Espejo de agua
e vuelto a mirarme en el agua estancada, en el agua que hace espejo y refleja mi pasado o tal vez sólo refleja lo que yo quiero mirar. Me miro allí como hace la luna cada noche, con su cara redonda y nacarada y su sonrisa de perla blanca y también en el día el sol, que peina sus largos y dorados cabellos; pero también me reflejo como un leve pensamiento, o un lejano dolor. Hay veces que paso por allí y simplemente deslizo la mirada de soslayo para ver si esa figura del agua, que soy yo, me mira… en una palangana, en un pozo oscuro, en el fondo del alma. Hay errantes nubes que viajan conmigo por la resbaladiza piel del agua, esquivos visos dorados que van bruñendo el espejo inquieto e invisibles susurros que deja el viento en calma. Como estrellas durmientes, con sus gotas de rocío al alba.
Hay un charco que dejó la lluvia y, en él, una mirada de la nueva luna que nunca he logrado ver pero donde sí oigo sus palabras, y la melancolía que en ellas hay pintada. Y así tengo miedo de un día poder mirar y no encontrar mi imagen grabada, como cosas de fantasmas, como si una música sonara, pero nunca con instrumentos tocada. ¡Qué delirio, locura o qué hermosa ilusión realmente encontrada! Como si con mi mente pudiera evadirme y realmente localizar el mundo imaginado a flor de agua, como si tuviera la escalera que me subiera al cielo, a los más increíbles sueños, por encima de las más altas estrellas, mientras sólo voy meciéndome como un sutil reflejo de ramas, que deja el aire a su paso, con esa voz opaca de gritos o palabras... una vez exhaladas.
Un día cualquiera vuelvo a mirar hacia la oscuridad, hacia la lluvia y el viento que van quedando atrás. Parece mentira, pero cada vez que me reflejo en el agua me voy volviendo un poco más de cristal, casi fundiéndome con su movimiento, inmerso en una vida de reflejos, en algo casi irreal; pero que son grandes y hermosos esos buenos deseos reflejados, tantas lágrimas derramadas que corren y riegan y luego brillan en el espejo y en mis ojos reflejadas. Tal vez un día cualquiera sepa encontrar en esa mirada las más sutiles cosas que de mi vida se han evadido o tal vez escondido, las cosas que no he sabido valorar y a las que dediqué demasiado tiempo… de toda mi vida perdido.
Quizá ya no me contente con mirar un simple charco y necesite más: un río, un lago… tal vez un mar.
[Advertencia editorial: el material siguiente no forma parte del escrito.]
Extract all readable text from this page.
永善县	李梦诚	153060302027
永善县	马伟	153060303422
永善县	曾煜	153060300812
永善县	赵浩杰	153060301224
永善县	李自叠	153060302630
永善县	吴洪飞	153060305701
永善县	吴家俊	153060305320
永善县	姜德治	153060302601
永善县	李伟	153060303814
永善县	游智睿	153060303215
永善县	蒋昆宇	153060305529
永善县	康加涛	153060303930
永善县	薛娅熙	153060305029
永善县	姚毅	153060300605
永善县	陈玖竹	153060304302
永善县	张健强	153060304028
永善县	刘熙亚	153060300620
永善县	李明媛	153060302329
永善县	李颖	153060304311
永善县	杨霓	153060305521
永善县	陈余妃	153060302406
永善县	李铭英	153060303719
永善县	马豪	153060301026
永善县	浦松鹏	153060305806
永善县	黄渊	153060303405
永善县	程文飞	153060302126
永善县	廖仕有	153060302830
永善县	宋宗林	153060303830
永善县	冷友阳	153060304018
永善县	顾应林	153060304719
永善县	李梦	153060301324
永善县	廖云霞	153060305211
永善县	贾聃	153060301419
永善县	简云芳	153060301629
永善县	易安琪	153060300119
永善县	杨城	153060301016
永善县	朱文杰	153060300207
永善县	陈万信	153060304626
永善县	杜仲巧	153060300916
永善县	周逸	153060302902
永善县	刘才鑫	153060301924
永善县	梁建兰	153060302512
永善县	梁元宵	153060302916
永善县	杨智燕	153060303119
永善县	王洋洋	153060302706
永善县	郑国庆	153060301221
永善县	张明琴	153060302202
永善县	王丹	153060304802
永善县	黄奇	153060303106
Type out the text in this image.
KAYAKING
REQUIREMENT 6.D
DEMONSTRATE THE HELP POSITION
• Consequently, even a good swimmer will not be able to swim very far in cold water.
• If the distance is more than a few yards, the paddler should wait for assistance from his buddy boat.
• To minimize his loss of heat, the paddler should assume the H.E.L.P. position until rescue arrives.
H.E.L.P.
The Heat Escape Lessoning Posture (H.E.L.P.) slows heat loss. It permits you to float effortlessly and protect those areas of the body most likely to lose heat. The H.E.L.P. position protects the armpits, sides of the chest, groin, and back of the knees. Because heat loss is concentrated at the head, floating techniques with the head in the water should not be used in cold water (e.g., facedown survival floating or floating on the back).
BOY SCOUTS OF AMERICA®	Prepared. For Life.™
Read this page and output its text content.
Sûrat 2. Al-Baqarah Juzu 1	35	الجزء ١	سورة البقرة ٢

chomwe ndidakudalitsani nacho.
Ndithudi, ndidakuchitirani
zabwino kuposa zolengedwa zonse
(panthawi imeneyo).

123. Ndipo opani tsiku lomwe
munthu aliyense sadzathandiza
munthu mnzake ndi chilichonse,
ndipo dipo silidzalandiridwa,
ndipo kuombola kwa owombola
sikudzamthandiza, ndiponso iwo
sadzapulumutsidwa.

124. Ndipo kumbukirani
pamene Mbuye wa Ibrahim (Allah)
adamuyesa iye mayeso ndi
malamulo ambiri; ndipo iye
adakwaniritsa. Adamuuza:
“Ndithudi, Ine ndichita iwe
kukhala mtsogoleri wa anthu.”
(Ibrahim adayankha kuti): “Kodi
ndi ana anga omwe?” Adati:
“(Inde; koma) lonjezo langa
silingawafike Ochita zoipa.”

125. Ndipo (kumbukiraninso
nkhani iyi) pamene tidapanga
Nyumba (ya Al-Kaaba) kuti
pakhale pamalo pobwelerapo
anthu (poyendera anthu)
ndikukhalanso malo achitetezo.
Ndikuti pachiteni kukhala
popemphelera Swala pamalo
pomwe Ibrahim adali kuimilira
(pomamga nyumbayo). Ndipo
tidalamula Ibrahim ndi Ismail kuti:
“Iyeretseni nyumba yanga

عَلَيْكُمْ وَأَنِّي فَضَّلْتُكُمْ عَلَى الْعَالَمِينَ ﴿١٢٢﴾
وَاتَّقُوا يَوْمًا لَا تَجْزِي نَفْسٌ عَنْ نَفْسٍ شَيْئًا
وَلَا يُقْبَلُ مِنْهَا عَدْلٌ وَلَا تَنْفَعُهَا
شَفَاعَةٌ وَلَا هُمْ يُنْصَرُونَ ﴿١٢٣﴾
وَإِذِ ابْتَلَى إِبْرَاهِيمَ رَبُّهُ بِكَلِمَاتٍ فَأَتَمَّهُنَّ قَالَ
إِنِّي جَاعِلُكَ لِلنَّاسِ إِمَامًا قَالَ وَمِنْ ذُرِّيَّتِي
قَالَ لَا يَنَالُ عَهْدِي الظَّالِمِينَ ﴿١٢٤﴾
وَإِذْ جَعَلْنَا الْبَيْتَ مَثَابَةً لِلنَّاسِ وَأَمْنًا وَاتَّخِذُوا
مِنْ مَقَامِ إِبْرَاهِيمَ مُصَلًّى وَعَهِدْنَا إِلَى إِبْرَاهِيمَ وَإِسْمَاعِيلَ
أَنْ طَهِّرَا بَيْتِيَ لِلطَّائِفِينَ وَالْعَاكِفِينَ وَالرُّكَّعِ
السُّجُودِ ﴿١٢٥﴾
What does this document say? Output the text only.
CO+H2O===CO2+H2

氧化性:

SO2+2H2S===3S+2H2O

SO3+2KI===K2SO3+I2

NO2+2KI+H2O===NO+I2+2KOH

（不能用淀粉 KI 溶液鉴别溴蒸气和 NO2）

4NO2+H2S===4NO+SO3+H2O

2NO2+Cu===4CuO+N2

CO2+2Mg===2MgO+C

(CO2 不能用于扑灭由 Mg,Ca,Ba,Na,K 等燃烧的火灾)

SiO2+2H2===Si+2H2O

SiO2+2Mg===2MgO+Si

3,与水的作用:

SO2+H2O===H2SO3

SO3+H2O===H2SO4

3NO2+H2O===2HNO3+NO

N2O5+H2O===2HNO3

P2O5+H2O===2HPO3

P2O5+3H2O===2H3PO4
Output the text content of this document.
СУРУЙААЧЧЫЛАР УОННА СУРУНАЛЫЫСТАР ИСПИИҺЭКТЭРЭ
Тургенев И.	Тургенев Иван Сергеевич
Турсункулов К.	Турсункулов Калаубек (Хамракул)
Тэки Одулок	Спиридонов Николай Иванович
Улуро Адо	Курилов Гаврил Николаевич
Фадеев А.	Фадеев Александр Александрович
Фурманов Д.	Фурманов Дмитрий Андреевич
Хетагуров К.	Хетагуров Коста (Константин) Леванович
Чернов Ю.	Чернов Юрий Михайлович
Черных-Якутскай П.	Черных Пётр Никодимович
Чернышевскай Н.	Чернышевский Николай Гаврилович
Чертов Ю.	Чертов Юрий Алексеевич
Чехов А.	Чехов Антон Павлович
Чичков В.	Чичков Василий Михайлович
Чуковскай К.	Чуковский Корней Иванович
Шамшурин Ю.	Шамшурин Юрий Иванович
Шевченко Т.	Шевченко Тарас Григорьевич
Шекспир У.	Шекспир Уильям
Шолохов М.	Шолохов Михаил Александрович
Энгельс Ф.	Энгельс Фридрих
Y así pasaré los días, intentando escudriñar que el brillo de mis ojos me revele por qué he sido tan arrogante, por qué nunca he visto miserias en mí y sí en los demás. Tenía que haber echado antes esta mirada introspectiva hacia mi interior para ver mis anomalías, la insolencia que siempre he poseído y que ha tenido vendado mis ojos y no me ha dejado ver. Sí, demasiado tiempo he estado ciego y nunca había vislumbrado el espejo de mi alma, el que me ha revelado el monstruo que yacía en una ciénaga pútrida y de aquél pobre hombre que poco a poco iba pereciendo. Sin embargo, sí hay cierta relevancia en los buenos propósitos que de mí van surgiendo cual raudos cometas casi invisibles, pero consejeros de buenos sentimientos. A partir de ahora he de mirar más hacia mí y menos hacia los demás, puntuar mis fallos y alabar el buen hacer de los que luchan por su superación. Seguiré mirándome al espejo para ver quién he sido, en qué me he convertido y si algún día llegaré a poseer el corazón que por el camino había perdido.
Mientras estoy haciéndome esta reflexión pienso que hace ya tiempo que no me miro al espejo de mis adentros; pero, no obstante, cierro los ojos y lo veo todo, como vestido de azul y rosa de una tarde caprichosa en la que quedé anclado, queriendo vivir y dejando vivir y sólo poder sentir el río de la vida en el que todos vamos fluyendo como parte del agua, que va corriendo y nunca se acaba. Ahora, con cerrar los ojos, veo casi todo lo que antes no veía con ellos abiertos. Y sólo tengo que mirar… para ver y poder realizarme en el que siempre quise ser, en lo que, a duras penas, tendré que lograr.